Fluid-attenuated inversion recovery magnetic resonance image of the brain shows bilateral multifocal subcortical hyperintensities in the parietal lobe (long white arrow) with relative sparing of the left frontal lobe and also involvement of the deep white matter of the right internal capsule (short white arrow) and ganglionic region

Figure 3

Those areas with increased signal intensities in fluid-attenuated inversion recovery [1] also have increased apparent diffusion coefficient values signifying vasogenic edema (long and short white arrows)

Figure 4

Magnetic resonance imaging brain shows that the previously noted bilateral multifocal non-enhancing, subcortical and deep white matter hyperintensities in the fluid-attenuated inversion recovery magnetic resonance image [1] have completely resolved

Corresponding diffusion-weighted magnetic resonance image demonstrates lesions that are partially confluent and iso intense signals with no diffusion restriction (white arrow)

Discussion

PRES was first described by Hinchey et al.[1] in 1996 as a clinico-radiological entity, characterized by typical neurological deficits, distinctive MRI features, and usually a benign clinical course. Most cases in literature have occurred after hematopoietic or liver transplants.[4-7] Fifty cases of calcineurin inhibitor associated PRES in transplant recipients reported in the literature were reviewed by Singh et al. with only eight among renal transplant recipients.[8] Besenski et al.[9] looked at 77 consecutive renal transplant patients who presented with neurological symptoms and found MRI findings of PRES in 5%. These occurred most commonly within the first three months post-transplant, usually following immunosuppression given in the intravenous bolus form.[5] Severe hypertension post-solid organ transplantation can also cause PRES.[10]
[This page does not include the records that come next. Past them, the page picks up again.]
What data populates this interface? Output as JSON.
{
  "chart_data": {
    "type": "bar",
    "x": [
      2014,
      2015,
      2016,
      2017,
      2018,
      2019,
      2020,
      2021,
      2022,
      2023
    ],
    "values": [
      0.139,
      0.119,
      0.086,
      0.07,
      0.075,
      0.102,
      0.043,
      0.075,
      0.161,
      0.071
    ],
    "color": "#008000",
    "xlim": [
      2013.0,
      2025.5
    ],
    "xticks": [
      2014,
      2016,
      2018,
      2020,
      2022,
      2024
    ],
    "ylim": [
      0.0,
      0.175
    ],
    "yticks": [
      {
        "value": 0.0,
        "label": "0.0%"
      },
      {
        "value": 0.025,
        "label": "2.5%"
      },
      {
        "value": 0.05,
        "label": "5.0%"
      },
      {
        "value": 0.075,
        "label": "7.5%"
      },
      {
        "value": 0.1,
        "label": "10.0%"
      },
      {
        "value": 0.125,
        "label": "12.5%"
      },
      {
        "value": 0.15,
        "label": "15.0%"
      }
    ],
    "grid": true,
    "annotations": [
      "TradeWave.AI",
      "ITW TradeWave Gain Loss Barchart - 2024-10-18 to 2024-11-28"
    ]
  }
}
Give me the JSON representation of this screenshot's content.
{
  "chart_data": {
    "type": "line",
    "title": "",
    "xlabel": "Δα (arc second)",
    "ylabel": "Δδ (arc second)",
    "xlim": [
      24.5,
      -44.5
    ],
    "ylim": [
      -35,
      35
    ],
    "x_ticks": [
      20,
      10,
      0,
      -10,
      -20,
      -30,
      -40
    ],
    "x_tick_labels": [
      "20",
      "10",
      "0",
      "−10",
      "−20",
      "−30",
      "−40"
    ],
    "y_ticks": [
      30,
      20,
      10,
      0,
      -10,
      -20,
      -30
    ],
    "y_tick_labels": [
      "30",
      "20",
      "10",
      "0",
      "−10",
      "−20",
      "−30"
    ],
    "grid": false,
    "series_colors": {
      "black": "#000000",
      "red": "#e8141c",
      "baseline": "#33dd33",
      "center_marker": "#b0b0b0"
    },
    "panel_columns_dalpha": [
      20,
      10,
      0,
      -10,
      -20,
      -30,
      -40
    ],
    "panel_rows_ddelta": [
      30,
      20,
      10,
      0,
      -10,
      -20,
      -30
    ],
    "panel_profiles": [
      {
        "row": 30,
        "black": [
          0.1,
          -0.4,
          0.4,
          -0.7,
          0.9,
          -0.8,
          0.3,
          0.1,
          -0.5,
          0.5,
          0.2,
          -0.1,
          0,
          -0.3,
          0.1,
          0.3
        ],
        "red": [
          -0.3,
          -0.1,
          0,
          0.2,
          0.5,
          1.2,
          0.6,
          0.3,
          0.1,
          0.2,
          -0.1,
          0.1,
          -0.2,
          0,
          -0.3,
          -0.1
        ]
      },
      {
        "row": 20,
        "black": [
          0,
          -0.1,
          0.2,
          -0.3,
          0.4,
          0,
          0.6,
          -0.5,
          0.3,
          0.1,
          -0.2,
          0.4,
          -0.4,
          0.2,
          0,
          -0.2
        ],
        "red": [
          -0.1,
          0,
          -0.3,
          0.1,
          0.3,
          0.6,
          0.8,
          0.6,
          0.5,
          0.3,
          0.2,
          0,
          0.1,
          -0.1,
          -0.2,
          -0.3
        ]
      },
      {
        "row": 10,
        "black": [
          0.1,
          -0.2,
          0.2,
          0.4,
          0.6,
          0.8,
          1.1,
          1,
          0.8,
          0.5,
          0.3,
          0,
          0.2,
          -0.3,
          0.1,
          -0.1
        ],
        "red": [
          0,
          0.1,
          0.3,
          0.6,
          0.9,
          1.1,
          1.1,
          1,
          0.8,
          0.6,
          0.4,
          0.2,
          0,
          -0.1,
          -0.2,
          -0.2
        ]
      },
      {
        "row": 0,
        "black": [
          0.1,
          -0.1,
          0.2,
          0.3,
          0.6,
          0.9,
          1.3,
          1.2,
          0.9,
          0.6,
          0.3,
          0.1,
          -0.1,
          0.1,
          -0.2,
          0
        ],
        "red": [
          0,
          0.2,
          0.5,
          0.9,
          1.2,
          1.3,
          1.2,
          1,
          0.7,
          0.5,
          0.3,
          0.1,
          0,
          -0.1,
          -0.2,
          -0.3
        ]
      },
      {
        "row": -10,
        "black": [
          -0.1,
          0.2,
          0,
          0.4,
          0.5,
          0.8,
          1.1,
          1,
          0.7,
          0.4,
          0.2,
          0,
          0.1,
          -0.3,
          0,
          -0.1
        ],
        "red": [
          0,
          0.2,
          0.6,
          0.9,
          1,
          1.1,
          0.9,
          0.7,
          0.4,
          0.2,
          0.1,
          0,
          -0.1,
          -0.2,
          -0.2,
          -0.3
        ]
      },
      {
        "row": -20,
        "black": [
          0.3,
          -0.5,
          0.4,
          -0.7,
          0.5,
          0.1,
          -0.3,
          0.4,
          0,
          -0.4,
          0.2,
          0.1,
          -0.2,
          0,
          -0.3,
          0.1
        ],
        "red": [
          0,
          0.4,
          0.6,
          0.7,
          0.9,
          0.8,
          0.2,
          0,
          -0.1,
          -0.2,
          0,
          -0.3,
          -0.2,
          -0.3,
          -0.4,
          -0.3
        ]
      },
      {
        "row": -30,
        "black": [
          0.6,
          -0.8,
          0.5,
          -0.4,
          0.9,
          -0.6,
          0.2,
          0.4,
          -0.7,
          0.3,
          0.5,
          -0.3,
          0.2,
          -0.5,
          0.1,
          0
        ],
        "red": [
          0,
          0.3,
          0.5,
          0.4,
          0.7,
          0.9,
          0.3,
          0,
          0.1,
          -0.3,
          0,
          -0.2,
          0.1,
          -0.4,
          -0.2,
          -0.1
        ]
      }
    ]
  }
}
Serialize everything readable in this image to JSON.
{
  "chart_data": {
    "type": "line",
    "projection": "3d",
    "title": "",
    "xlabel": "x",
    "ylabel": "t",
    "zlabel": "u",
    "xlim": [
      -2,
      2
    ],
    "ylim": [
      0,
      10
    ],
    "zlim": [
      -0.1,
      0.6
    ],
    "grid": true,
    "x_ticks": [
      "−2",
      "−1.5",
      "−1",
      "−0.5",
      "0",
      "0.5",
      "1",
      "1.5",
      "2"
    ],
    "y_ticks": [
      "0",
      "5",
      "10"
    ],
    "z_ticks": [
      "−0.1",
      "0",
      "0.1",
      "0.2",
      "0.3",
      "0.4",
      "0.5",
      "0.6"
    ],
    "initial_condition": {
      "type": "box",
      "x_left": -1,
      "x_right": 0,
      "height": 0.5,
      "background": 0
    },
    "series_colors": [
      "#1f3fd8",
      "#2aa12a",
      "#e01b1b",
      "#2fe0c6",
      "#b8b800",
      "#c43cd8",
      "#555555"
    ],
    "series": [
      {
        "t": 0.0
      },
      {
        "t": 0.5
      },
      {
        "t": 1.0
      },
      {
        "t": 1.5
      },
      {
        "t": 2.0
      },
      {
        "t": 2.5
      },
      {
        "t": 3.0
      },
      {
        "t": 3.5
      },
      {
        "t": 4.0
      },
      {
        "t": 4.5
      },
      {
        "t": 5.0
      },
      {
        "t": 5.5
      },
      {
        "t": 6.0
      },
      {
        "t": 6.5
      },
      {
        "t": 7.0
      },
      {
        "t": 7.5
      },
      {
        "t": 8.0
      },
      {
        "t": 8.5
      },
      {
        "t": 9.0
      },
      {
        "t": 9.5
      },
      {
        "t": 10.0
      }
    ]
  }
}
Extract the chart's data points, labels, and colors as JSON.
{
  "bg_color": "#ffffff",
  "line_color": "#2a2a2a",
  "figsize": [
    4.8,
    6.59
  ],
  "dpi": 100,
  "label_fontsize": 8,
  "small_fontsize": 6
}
Contributing factors that led to PRES in our patient are the young age, higher doses of corticosteroids, tacrolimus, and a prolonged period of uremia prior to transplant. In the article by Wong et al., most patients with PRES had serum tacrolimus level in the therapeutic range and unlike our case, tacrolimus was restarted after a brief period of withdrawal.[4] Other studies have shown that there is no correlation with neurotoxicity and the trough levels of tacrolimus.[511] A few case reports have shown high CSF tacrolimus levels, when corresponding serum levels have been within therapeutic limits.[4] Research of Yanagimachi et al.,[12] and Yamauchi et al.,[13] showed that polymorphisms in CYP3A5, ABCB1, and MDR1 genes were linked to calcineurin-associated neurotoxicity.

Continuation of immunosuppression entails maintaining a balance between prevention of rejection and aggravation of neurotoxicity. In a setting of PRES with no suspected rejection and low-risk transplant, reduction or even temporary interruption of tacrolimus may be beneficial in neurological recovery. Though it is well recognized that blood levels of immunosuppressants do not correlate with the presence of PRES, it still remains the only practical aid for guiding physicians.[2] If the neurological recovery is delayed even after reduction, then temporary stoppage of calcineurin inhibitors may be necessary. Pharmacogenomic studies may help in identifying susceptible patients, once widely available as a diagnostic test. Our case exemplifies a rare scenario where rejection and PRES co-existed. Immunosuppression was intensified after informed consent was obtained from the family. This management requires therapeutic drug monitoring, dedicated ICU team, and neurologist supervision. A complete neurological recovery without cessation of tacrolimus has also been reported in two pediatric renal transplants by Parvex et al.[14] It is likely that our patient had a genetic polymorphism, though not formally tested, as he required high doses of tacrolimus (0.35 mg/kg/day) to achieve the desired trough concentration in the serum. Our report is the first to demonstrate that intensified immunosuppression, if clinically warranted can still be continued with close monitoring and control of blood pressures.